Managing multiple cuRAND sequences between threads and blocks

I'm trying to generate 32 64x64 bitmaps with a single CUDA kernel call. When rendering these images, I want to randomize the parameters of image generation both per-image and per-pixel. That is, some randomized decisions happen once and apply consistently to all pixels in an image, while other decisions are made independently for each pixel. I'm trying to figure out a cuRAND setup to enable this.

The approach I have so far uses two state arrays: one with 32 sequences (one per image) and another with 4096 sequences (one per pixel). I pass both into my kernel and compute each pixel value based on both. This sorta works, but I'm seeing some weird artifacts. I'm looking for advice on how to fix this, or suggestions for an alternative approach that would work better.

If I render the images using only the per-pixel noise, I would expect to get the same image of random static 32 times. What I actually get is different but highly correlated images of random static. Interestingly, the first several images are almost identical, and the later images (larger img_id) become more different.

If I render the images using only the per-image noise, I would expect each image to be a solid block of some random color. What I actually get is mostly images of a solid color, but sometimes the four quadrants of the image aren't the same. Again, the first images are all consistent, and the later images are more varied.

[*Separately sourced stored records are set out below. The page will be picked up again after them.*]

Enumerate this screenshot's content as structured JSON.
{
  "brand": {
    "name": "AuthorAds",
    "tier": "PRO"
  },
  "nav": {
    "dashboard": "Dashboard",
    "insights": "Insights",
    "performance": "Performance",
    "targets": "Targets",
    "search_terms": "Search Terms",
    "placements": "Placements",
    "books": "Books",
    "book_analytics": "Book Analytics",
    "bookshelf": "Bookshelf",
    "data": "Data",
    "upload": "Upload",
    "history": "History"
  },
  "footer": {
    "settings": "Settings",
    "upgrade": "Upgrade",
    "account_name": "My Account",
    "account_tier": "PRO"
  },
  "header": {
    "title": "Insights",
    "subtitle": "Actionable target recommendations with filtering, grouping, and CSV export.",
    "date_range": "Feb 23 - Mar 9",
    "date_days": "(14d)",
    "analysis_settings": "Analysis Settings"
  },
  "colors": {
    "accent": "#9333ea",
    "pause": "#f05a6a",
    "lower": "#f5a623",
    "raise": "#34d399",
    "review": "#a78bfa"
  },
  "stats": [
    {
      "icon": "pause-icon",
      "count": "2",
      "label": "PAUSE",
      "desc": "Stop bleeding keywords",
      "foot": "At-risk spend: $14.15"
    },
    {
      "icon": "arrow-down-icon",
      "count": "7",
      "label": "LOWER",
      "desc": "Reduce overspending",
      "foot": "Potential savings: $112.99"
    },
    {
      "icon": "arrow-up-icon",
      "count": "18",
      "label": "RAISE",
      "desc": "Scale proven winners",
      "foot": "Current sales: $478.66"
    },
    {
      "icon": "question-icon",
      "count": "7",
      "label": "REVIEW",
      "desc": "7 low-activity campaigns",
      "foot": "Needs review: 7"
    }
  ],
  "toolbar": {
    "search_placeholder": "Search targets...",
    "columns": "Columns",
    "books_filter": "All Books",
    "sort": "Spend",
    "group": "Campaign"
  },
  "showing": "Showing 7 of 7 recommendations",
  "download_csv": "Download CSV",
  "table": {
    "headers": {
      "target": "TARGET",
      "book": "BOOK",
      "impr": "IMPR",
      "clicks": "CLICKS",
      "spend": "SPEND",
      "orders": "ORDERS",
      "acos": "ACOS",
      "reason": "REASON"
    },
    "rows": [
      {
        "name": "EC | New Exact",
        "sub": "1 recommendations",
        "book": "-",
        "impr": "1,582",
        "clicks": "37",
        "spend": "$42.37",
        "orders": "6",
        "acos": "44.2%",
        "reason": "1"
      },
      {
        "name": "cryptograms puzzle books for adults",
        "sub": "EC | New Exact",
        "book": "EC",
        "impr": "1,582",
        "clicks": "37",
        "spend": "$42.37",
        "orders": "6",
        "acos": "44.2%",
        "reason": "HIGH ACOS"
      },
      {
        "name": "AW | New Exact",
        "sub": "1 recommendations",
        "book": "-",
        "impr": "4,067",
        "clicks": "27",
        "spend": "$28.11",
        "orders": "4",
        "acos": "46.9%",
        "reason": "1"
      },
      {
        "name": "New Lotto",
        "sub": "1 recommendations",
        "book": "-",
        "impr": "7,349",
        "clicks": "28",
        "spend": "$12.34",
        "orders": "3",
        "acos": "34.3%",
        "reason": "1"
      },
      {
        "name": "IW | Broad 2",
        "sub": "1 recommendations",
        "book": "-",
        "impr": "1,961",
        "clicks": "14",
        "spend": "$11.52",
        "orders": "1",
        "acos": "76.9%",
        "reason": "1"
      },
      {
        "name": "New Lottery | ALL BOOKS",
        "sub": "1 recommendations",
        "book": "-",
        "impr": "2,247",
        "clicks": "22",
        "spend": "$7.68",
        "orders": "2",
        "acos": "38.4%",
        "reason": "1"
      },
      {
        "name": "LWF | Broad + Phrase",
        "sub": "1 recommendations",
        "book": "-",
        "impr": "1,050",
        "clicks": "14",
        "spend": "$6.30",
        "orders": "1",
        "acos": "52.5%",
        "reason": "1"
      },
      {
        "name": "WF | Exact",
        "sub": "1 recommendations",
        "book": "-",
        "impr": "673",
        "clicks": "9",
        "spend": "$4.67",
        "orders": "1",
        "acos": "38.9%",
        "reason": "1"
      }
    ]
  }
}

I suspect part of my problem is that each 64x64 image is actually composed of a 2x2 grid of blocks that are 32x32 threads each (my device supports at most 1024 threads per block). The cuRAND docs say "two different blocks can not operate on the same state safely," but I don't see any guidance on what to do about that.

Can anyone offer some insight into what's going wrong here? Any advice on how to fix this, or another approach that would work better?

Code snippet below:

__global__ void init_rngs(curandState* per_img_rng_state, curandState* per_pxl_rng_state) {
    int row = blockIdx.x * blockDim.x + threadIdx.x;
    int col = blockIdx.y * blockDim.y + threadIdx.y;
    int img_id = blockIdx.z * blockDim.z;
    int pxl_id = col * 64 + row;

    curand_init(42, img_id, 0, &per_img_rng_state[img_id]);
    curand_init(42, pxl_id, 0, &per_pxl_rng_state[pxl_id]);
}

__global__ void make_images(curandState* per_img_rng_state, curandState* per_pxl_rng_state, unsigned char* image) {
    int row = blockIdx.x * blockDim.x + threadIdx.x;
    int col = blockIdx.y * blockDim.y + threadIdx.y;
    int img_id = blockIdx.z * blockDim.z;
    int pxl_id = col * 64 + row;

    unsigned int per_img_noise = curand(&per_img_rng_state[img_id]);
    unsigned int per_pxl_noise = curand(&per_pxl_rng_state[pxl_id]);

    // An example of logic mixing the two sources of noise.
    unsigned int density = per_img_noise;
    unsigned int value = per_img_noise ^ per_pxl_noise;
    image[img_id][row][col] = (value >= density) ? 0x00 : 0xFF;

    // An example using only per-pixel noise:
    image[img_id][row][col] = (per_pxl_noise & 1) ? 0x00 : 0xFF;

    // An example using only per-image noise:
    image[img_id][row][col] = per_img_noise / 16777216;
}

void randomize_images() {
  curandState* per_img_rng_state = nullptr;
  curandState* per_pxl_rng_state = nullptr;
  unsigned char* image = nullptr;

  cudaMalloc(&image, 32*64*64);
  cudaMalloc(&per_img_rng_state, 32 * sizeof(curandState));
  cudaMalloc(&per_pxl_rng_state, 64 * 64 * sizeof(curandState));

  // Blocks are arranged 2x2x32, meaning 32 images made out of 4 blocks in a 2x2 grid.
  // Each block gets 32x32 threads, one per pixel in each quadrant of the image.
  init_rngs<<<{2, 2, 32}, {32, 32}>>>(per_img_rng_state, per_pxl_rng_state);
  make_images<<<{2, 2, 32}, {32, 32}>>>(per_img_rng_state, per_pxl_rng_state, image);
}

Solution

Okay, I think I've got this working, but if anyone sees a problem with this or has a better idea, please let me know.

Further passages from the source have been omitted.